A CGTP, pelo contrário, nunca deixou a rua embora com menor intensidade e quase de forma simbólica.Nunca deixou de realizar alguma ação nos locais de trabalho, incluindo algumas greves.Teve de início algumas reservas de alguns sectores da opinião pública mas não é hoje alvo de críticas particulares.É assim coerente a sua proposta de comemoração do 1º de Maio.Embora com dificuldades a CGTP tem funcionado, nomeadamente reunindo os seus órgãos nacionais como o Conselho Nacional e a Comissão Executiva,alguns sindicatos têm realizdao reuniões distritais e assembleias gerais e, em alguns casos, eleições de órgãos com voto por correspondencia e lista única.

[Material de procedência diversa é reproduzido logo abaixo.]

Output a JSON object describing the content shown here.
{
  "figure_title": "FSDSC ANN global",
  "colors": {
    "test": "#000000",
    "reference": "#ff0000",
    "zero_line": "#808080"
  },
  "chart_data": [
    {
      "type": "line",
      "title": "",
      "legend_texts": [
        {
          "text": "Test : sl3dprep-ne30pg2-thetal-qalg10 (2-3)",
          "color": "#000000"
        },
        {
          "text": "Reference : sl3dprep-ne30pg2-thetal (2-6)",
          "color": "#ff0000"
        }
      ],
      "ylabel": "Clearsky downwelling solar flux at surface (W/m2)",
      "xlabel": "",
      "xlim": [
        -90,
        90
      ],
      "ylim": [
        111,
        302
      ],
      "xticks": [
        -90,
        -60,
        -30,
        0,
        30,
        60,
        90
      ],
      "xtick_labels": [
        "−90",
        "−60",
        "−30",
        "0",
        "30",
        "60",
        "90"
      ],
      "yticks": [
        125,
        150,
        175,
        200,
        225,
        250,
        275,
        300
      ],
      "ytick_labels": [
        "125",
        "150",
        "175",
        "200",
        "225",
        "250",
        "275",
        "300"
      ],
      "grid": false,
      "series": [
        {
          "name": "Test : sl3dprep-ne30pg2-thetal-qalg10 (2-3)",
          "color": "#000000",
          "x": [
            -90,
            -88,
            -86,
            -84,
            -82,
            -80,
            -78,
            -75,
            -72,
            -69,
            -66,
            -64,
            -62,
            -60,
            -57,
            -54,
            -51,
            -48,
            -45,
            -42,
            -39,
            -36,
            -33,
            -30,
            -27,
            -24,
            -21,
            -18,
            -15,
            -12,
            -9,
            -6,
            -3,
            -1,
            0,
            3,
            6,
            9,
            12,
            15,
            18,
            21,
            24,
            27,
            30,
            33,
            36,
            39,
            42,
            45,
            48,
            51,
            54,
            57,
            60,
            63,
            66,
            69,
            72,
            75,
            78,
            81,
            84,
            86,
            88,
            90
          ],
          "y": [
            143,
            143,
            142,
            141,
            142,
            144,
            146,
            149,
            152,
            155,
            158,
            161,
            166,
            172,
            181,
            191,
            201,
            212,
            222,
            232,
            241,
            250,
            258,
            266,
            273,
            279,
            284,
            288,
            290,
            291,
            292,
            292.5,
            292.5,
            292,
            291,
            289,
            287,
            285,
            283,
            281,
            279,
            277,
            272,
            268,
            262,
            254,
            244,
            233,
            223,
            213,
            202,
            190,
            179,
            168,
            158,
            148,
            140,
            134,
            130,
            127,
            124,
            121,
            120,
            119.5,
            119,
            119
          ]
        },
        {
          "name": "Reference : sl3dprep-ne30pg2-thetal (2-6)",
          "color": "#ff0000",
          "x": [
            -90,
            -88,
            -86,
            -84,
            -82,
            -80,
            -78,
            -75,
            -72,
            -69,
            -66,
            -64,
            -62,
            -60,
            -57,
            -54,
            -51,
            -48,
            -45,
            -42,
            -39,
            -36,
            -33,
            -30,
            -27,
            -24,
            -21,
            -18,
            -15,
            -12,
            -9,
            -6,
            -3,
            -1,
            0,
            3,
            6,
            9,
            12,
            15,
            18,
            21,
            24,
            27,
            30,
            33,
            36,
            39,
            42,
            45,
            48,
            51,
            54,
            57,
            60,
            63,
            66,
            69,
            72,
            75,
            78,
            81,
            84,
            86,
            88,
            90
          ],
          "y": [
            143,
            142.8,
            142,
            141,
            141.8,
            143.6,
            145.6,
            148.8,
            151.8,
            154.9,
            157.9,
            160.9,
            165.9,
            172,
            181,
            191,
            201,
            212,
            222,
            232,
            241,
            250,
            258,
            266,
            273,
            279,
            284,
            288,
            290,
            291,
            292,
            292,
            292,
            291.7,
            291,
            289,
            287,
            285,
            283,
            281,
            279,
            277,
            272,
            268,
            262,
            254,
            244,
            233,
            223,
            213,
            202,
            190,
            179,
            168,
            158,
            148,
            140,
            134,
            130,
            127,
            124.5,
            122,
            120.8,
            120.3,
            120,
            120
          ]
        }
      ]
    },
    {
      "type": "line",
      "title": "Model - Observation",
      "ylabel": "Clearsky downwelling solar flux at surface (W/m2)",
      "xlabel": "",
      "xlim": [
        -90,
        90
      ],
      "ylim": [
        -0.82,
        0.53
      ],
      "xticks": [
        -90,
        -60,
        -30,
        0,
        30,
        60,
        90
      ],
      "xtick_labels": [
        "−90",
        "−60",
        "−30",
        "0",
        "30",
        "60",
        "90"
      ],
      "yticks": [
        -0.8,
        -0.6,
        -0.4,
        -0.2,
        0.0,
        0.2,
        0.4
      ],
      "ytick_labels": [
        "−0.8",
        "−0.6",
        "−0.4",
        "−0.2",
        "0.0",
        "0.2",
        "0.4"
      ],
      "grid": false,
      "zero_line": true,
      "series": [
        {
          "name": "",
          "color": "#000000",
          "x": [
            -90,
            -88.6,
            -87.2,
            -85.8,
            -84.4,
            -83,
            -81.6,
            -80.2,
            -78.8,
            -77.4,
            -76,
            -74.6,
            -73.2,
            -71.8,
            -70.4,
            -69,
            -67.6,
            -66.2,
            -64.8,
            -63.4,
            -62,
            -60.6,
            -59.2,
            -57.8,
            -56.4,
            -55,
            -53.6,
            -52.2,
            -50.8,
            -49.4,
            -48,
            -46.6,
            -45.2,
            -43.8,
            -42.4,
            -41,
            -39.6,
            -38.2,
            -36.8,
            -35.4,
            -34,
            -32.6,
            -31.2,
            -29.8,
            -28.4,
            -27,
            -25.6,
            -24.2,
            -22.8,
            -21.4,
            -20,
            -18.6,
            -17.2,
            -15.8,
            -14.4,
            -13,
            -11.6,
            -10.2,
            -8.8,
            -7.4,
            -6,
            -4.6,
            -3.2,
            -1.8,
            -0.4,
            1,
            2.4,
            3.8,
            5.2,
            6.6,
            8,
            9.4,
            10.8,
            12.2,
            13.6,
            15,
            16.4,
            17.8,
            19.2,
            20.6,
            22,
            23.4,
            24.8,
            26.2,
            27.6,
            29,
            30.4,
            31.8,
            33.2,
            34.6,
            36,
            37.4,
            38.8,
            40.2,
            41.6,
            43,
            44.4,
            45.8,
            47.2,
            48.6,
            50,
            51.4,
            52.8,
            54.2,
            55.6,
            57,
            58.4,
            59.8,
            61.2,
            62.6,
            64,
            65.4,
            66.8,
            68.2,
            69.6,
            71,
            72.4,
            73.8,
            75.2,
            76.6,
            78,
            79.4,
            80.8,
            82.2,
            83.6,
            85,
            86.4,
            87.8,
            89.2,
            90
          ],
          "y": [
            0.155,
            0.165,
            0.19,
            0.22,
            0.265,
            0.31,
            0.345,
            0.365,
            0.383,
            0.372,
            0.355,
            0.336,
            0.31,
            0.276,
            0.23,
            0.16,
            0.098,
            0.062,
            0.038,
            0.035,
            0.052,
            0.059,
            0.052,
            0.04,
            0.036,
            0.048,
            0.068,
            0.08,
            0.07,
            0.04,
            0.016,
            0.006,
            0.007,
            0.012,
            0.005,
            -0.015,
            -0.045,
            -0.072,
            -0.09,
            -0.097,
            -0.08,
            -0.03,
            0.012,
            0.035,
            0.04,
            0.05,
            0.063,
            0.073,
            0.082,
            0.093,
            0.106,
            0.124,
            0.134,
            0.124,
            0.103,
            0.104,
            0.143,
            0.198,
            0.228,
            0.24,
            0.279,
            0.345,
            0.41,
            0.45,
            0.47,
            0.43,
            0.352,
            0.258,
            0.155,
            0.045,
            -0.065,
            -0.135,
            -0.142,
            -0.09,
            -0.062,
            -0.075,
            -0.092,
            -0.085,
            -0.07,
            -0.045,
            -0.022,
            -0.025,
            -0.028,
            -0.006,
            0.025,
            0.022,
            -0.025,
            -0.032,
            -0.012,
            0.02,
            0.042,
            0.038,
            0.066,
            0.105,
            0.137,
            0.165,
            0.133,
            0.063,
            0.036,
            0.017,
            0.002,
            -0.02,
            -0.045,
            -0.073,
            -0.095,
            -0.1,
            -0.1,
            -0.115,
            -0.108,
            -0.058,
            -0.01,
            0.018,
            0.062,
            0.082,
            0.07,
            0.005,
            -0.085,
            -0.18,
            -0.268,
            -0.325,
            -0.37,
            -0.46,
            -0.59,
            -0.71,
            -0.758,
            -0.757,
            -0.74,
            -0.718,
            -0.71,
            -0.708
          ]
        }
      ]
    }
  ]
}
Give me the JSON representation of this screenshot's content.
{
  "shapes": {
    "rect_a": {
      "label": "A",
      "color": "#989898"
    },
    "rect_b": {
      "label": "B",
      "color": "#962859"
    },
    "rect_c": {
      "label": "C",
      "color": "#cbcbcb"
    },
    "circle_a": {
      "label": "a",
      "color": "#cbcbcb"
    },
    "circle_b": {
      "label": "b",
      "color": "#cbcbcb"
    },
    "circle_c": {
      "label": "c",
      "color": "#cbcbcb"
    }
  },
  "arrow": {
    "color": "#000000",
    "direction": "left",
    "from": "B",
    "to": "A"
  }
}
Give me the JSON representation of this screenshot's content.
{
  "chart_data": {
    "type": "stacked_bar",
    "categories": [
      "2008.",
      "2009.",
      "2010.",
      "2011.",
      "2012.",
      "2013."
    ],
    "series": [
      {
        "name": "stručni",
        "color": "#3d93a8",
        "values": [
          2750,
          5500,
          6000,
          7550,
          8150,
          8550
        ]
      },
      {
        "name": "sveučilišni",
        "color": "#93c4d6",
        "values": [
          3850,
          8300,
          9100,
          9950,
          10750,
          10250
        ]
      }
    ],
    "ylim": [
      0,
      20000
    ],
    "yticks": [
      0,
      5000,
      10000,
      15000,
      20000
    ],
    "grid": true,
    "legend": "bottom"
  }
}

No entanto, a pandemia está a fazer um grande desgaste na Central , em particular nas bases, nas empresas.A rede de delegados sindicais enfraqueceu e a ligação com os trabalhadores também.Após o ýltimo Congresso e com a direção recauchutada e eleição de nova secretária geral, Isabel Camarinha, foram-se avolumando as tensões nos órgãos nacionais onde são mais claras as opiniões das minorias sindicais que acusam a maioria comunista de não considerar as suas propostas e de existir menor democracia no funcionamento da Central .Hoje os consensos estão mais difíceis do que nos tempos de Carvalho da Silva e Arménio Carlos.

Parece que as novas gerações de comunistas que dirigem a Central não são tão sensíveis à pluralidade e ao respeito pelas expressões das minorias como foram alguns sindicalistas do passado que lutaram lado a lado com sindicalistas socialistas, católios e BASE-FUT e de outros sectores da esquerda.Entre os vários factores é notória a perda de influência sindical não apenas dos comunistas mas principalmente das chamadas minorias que históricamente convivem no interior da CGTP desde o Congresso de Todos os Sindicatos.

Ora, esta situação não será a mais adequada a este momento em que os Movimento sindical tem tantos desafios pla sua frente em que preservar e alargar a unidade é fundamental.

Para concluir podemos dizer que a situação sanitária, económica e social do nosso País criou um ambiente pouco favorável à ação sindical.A CGTP e UGT continuam de costas voltadas como dois castelos sem qualquer ponte entre elas, sem perspectivas de ação convergente e conjunta, sem diálogo como se o mundo não estivesse a mudar profundamente.

Pelo contrário, os empresários e gestores das grandes empresas, pese a necessária flexibilidade tática que demonstram, estão estratégicamente convergentes e unidos a nível nacional, europeu e mundial.Unidos para sacarem o máximo dos estados e seus contribuintes utilizando a chantagem do desemprego,unidos na reivindicação de investimento público no sector privado, unidos na concertação social para evitarem a revisão da legislação da Troika;unidos em manterem a estagnação salarial; unidos em Bruxelas para que os Direitos Sociais nã passaem a fronteira de declarações de boa vontade.